Clinical Trials to Support Ketogenic Food ProductsNovember 2022
Ketogenic diets, which are high in fat, very low in carbohydrate and moderate in protein content, have surged in popularity. Traditionally used to manage medical conditions such as epilepsy, ketogenic diets are commonly used to facilitate weight loss and treat obesity.
On a normal diet, blood ketone levels are very low and the brain uses glucose as a fuel. During prolonged fasting or diets very low in carbohydrate, ketones are formed in the liver to provide an alternate fuel for the brain, greatly prolonging the amount of time humans can survive in states of starvation. Weight reduction is difficult to maintain because the sustained reduction in energy intake triggers a strong physiological drive to increase energy intake to maintain weight. Weight maintenance on a ketogenic diet may be facilitated because the high blood ketones reduce hunger.
Some nutritionists may not recommend ketogenic diets for long-term use, as their long-term safety is unclear. However, recent research suggests that ketogenic diets may have health benefits, including therapeutic potential for diabetes and cancer, among other conditions.
There are several types of clinical trials that can be used to support ketogenic food products:
Equivalent Glycemic Load (EGL)
EGL trials measure postprandial glycemic response to foods that are very low in carbohydrate content. EGL trials demonstrate whether foods marketed for a ketogenic diet have a low glycemic impact.
Maintenance of Nutritional Ketosis
Achieving nutritional ketosis takes several days and careful attention to foods consumed. A clinical trial determines if a food product will maintain nutritional ketosis to substantiate product claims.

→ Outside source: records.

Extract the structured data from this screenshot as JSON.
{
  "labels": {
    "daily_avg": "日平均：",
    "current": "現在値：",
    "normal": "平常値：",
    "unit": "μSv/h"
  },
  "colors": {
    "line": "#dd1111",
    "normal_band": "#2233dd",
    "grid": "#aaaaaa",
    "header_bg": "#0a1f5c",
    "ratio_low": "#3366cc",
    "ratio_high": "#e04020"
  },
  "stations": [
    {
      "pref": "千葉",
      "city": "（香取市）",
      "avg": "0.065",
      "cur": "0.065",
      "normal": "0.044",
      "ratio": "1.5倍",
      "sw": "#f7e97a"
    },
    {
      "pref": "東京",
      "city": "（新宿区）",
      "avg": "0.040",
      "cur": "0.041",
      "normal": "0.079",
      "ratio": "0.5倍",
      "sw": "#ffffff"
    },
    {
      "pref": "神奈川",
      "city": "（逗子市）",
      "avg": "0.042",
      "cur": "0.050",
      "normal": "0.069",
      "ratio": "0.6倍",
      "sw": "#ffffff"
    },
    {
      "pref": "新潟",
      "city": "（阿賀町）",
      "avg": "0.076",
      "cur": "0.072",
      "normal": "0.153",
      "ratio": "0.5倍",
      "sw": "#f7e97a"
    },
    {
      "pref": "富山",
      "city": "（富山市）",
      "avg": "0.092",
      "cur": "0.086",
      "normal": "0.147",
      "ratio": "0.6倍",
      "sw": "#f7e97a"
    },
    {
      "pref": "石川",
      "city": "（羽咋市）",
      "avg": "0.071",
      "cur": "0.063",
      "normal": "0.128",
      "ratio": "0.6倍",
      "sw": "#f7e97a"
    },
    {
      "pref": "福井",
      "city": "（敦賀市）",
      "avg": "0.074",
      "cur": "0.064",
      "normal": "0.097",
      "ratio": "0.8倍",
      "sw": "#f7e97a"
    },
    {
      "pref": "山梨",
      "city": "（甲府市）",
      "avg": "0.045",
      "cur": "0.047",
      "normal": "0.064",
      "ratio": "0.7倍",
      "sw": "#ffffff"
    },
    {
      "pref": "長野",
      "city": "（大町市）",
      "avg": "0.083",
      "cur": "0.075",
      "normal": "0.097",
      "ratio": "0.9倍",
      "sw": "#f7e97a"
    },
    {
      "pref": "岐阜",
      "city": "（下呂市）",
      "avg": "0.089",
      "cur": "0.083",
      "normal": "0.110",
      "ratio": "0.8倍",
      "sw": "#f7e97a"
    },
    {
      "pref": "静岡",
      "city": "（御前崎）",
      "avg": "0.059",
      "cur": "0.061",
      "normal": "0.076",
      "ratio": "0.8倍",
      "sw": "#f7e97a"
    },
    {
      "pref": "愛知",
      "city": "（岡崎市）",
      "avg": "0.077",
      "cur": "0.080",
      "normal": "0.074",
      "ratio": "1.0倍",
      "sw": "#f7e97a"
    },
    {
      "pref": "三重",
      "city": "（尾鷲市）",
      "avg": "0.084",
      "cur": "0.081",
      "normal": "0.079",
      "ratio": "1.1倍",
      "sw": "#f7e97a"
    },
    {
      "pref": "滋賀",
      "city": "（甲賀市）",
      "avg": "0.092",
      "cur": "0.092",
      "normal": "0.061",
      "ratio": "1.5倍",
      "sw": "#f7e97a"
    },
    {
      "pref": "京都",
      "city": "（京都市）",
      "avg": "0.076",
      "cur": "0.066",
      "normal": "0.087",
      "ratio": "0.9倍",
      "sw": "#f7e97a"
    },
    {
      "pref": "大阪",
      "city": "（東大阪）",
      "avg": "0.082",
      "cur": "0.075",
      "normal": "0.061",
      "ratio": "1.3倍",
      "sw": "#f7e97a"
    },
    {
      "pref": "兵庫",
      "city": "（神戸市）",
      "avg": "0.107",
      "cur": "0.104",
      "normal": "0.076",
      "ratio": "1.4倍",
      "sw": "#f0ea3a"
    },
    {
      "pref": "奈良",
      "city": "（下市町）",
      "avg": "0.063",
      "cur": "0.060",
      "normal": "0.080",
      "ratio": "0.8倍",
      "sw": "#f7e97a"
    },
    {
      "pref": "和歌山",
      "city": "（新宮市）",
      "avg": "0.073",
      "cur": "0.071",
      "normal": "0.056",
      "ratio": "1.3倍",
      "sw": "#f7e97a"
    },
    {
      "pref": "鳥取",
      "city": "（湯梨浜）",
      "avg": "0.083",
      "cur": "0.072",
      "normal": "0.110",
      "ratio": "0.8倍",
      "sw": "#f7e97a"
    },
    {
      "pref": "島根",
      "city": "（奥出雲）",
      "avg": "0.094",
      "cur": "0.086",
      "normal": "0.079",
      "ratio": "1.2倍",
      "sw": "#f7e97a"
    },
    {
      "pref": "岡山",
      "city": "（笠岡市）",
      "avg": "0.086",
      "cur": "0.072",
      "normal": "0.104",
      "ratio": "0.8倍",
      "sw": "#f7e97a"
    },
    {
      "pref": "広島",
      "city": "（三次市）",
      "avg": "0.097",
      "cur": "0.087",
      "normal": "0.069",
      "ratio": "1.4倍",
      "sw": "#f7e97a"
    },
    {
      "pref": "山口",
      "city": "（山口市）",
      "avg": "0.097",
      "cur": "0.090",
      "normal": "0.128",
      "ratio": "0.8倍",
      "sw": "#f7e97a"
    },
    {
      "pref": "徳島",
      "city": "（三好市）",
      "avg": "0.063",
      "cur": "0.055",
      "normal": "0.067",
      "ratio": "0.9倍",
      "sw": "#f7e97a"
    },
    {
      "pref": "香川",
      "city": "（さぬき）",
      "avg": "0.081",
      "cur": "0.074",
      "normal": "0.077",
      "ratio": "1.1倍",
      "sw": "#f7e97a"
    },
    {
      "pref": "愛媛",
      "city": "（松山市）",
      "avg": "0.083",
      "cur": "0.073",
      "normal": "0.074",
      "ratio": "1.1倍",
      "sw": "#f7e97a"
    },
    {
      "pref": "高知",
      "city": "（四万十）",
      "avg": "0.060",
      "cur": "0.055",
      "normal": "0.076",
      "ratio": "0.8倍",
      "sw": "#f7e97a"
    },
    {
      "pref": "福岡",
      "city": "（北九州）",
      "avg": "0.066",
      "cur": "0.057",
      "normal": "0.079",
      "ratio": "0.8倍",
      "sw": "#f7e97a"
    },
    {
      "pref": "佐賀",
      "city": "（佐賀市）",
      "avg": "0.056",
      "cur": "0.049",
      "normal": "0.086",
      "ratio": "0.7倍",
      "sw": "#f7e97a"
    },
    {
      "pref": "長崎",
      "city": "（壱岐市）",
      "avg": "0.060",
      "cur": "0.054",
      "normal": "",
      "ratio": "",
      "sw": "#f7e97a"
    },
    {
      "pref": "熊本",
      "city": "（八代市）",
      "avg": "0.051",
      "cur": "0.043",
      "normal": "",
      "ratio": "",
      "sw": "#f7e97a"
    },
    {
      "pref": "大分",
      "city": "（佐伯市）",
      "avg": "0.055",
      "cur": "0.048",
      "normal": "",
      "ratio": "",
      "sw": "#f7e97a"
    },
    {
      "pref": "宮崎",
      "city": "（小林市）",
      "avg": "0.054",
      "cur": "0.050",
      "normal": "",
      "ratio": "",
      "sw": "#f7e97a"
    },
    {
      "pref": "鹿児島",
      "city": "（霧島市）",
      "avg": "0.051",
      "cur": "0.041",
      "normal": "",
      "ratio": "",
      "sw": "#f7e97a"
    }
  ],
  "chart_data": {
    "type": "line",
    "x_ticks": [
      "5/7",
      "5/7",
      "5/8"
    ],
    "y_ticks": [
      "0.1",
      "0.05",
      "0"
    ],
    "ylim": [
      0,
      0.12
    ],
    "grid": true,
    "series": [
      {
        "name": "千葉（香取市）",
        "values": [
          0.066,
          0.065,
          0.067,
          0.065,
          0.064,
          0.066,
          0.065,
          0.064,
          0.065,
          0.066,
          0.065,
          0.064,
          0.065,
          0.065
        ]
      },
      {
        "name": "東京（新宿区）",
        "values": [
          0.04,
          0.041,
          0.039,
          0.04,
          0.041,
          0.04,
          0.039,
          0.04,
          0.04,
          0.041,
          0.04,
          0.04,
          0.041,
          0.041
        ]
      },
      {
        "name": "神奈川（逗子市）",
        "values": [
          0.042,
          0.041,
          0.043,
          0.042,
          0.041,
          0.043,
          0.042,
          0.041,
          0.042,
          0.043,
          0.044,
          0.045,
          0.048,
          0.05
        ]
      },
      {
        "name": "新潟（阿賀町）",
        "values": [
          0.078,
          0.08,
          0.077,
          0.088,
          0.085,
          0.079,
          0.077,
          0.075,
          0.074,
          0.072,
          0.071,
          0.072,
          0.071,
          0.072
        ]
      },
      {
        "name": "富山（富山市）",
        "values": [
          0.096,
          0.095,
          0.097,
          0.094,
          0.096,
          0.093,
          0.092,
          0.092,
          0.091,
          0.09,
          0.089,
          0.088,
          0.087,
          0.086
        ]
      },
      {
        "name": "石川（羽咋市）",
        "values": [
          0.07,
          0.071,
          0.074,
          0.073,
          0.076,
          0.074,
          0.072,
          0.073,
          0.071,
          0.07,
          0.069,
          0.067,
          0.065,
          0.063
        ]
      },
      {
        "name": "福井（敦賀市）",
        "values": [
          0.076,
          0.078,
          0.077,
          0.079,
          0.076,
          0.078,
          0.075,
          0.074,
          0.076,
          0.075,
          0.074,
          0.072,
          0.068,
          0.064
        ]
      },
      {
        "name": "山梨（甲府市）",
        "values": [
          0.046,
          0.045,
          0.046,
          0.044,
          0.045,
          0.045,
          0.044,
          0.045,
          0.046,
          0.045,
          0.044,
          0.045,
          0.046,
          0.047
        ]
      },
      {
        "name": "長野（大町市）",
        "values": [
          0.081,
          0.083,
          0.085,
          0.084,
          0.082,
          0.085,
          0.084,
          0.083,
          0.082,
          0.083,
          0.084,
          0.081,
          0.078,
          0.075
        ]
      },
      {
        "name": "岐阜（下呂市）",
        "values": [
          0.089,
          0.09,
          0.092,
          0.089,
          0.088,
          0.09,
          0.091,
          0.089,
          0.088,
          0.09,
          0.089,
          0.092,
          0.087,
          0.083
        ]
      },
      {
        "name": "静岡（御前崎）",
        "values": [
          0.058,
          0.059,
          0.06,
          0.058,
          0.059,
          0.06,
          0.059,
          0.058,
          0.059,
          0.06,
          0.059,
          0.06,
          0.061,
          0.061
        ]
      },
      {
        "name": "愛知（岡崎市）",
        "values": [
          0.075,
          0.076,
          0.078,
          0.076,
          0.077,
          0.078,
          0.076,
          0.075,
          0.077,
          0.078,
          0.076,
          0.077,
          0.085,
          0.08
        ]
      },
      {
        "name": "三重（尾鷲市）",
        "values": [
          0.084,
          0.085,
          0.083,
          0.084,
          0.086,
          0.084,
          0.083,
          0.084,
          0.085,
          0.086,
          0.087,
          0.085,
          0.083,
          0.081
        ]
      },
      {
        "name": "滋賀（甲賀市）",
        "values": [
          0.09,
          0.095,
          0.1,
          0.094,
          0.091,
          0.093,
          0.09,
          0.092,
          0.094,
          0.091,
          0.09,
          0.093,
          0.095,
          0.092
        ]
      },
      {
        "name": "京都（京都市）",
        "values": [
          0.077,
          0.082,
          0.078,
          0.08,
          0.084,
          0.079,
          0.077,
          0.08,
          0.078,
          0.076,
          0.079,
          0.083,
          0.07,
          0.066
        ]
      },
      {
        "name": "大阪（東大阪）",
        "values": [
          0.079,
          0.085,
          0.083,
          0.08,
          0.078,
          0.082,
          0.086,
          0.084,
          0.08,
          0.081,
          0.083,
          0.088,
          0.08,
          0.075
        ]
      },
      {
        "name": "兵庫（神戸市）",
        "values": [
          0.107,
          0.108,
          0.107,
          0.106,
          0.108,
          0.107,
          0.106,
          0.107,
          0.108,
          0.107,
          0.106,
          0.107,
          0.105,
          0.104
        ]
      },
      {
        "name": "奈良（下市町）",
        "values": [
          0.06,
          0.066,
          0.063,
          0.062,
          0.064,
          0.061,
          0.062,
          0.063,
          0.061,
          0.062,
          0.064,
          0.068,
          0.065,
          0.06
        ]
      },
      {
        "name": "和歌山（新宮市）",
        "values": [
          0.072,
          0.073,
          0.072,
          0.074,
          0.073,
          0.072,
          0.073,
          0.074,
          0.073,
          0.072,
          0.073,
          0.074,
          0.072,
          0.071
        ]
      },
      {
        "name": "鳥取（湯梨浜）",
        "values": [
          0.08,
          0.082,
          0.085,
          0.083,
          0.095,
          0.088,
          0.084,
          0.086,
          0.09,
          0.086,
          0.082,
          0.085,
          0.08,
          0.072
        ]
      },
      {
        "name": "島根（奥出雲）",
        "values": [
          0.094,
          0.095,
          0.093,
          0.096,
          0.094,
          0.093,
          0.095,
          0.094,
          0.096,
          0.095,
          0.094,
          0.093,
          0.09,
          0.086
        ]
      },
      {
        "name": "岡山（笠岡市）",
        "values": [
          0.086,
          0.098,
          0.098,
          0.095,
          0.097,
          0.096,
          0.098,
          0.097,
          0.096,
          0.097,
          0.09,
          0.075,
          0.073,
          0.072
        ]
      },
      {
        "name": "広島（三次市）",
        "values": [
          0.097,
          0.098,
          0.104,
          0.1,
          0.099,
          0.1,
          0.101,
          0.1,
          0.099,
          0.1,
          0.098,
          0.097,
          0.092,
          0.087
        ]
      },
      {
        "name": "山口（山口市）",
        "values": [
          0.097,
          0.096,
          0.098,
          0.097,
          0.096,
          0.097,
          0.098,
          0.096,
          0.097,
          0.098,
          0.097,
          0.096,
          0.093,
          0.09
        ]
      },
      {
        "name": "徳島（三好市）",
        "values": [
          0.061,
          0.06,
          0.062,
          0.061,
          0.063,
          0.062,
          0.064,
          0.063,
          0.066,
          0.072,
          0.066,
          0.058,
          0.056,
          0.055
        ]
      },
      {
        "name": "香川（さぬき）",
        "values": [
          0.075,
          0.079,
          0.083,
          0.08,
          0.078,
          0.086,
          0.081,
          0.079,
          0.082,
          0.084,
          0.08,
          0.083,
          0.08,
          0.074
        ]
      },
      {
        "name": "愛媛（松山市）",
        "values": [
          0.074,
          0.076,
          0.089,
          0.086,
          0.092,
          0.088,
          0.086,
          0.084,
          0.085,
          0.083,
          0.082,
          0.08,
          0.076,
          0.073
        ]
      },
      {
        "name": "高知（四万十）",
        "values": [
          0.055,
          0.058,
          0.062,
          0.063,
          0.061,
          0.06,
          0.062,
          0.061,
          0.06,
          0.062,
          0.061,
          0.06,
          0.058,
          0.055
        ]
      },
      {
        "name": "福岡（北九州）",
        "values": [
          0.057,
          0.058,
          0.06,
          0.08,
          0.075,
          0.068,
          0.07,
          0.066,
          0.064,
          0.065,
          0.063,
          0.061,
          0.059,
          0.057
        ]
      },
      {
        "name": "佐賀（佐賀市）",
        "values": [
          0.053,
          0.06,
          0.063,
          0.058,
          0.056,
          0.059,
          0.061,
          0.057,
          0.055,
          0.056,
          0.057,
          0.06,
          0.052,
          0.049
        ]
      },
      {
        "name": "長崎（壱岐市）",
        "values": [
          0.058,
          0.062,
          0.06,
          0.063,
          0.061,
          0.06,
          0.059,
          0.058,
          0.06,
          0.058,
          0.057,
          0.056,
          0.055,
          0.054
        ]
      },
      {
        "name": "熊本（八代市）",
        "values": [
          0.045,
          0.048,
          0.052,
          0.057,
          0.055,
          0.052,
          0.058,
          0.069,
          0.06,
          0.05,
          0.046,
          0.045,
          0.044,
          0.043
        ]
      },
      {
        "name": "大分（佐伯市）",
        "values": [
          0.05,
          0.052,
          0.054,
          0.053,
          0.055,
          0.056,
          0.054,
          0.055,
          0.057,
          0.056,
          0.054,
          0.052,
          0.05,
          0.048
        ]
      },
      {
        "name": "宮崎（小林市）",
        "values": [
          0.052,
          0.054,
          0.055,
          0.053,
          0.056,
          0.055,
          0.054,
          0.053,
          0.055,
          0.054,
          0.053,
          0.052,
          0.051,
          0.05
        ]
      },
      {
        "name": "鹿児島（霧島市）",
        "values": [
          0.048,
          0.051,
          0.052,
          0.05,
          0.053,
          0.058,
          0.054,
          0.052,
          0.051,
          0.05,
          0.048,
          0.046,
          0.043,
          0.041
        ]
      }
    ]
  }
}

Ketogenic diets are commonly used to promote weight loss and treat obesity. Long term weight loss trials demonstrate the effect of a ketogenic diet using specific food products to promote and maintain weight loss.
Products that promote feelings of satiety help people adhere to weight loss plans. Acute trials assess the satiating effects of specific food products to support their use in weight loss programs.